Click here to read the Nishnawbe Aski Police Services (NAPS) press release about the fire.
From the CBC News story about the fire at http://www.cbc.ca/story/canada/national/2006/01/08/kashechewan-fire-060108.html
Fire kills two jailed men on Northern Ontario reserve
Mon, 09 Jan 2006
The Ontario and federal governments are facing fresh accusations that they have failed the reserve of Kashechewan, after a fire at a jail that killed two prisoners and badly injured a police officer.
Only two months earlier, the province ordered a mass evacuation of the reserve, which is on the shore of James Bay, after long-standing contaminated water problems became a national scandal.
Tragedy struck again on Sunday afternoon when a blaze started in the building that housed the jail and killed two young men who were locked in their cells.

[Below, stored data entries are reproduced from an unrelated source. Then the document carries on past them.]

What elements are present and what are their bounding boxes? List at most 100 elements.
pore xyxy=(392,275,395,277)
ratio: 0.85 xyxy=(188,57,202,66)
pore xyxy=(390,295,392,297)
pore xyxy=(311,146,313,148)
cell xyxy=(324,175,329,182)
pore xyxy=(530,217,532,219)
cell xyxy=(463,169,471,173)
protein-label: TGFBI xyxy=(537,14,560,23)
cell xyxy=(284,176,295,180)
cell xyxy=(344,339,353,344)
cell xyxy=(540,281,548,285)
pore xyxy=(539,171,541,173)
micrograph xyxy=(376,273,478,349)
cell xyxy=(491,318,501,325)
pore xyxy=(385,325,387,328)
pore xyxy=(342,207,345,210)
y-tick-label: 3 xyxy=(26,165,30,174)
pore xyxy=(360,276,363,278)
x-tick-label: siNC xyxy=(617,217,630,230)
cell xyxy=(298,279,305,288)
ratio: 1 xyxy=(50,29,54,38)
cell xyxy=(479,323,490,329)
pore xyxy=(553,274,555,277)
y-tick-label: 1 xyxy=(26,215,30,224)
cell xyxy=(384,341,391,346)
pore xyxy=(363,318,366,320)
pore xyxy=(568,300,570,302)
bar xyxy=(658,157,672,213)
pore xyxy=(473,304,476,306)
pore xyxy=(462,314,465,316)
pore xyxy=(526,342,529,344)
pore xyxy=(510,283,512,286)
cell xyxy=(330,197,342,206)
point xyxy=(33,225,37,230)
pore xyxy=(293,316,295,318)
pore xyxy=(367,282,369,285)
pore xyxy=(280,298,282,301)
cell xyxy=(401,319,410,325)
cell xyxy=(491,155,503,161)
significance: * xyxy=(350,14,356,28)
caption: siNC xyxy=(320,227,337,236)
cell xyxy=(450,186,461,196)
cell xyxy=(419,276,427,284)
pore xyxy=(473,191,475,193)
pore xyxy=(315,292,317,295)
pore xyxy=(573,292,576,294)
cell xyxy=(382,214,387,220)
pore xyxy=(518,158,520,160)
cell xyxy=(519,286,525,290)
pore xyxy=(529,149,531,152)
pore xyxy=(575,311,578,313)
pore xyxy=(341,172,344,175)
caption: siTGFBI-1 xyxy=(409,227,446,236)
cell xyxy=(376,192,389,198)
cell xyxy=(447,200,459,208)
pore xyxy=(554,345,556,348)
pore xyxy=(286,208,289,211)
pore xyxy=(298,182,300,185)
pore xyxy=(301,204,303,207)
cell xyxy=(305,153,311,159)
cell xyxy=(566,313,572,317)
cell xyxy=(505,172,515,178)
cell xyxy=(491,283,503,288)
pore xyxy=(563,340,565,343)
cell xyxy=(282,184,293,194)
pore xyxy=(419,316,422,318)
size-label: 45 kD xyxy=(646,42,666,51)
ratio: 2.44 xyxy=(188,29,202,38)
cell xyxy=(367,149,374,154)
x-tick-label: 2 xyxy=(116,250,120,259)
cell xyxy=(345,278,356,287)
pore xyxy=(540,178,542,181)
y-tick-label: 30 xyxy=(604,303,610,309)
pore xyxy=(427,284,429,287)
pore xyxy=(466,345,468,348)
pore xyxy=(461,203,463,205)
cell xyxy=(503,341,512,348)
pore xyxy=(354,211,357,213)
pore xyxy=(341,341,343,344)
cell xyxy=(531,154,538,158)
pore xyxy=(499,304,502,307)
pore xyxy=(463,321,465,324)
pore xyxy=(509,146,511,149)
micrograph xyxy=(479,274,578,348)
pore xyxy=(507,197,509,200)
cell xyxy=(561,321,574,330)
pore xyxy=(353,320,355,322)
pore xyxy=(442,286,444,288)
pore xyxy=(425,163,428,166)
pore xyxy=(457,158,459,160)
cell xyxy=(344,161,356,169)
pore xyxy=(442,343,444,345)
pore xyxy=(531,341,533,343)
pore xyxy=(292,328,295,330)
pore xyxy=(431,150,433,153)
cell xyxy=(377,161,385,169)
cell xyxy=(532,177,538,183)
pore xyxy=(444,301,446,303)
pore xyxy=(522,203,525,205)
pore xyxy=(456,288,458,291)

An officer that tried to open the cell doors was seriously injured and has been flown to the burn unit of a Toronto hospital for treatment.
Another officer and a civilian guard were treated for smoke inhalation, the Nishnawbe-Askia police force said.
It wasn't immediately clear what caused the fire or why the officer couldn't open the doors.
But New Democrat legislator Charlie Angus, the MP for the Timmins-James Bay riding, said the jail was substandard and lacked proper doors and padlocks.
"It just was in terrible, terrible condition, holes in the walls, the cells were inadequate," he told the Canadian Press late Sunday.
"It looked more like something you see in Sarajevo than the province of Ontario."
Angus blamed the provincial and federal governments for the conditions, calling it yet another example of the lack of infrastructure on the reserve.
In late October, the Ontario government ordered the evacuation of the Kashechewan First Nation after E. coli bacteria were found in its water supply.
About 1,500 people were temporarily relocated to other parts of Ontario.
Angus also played a key role in exposing the community's plight at that time.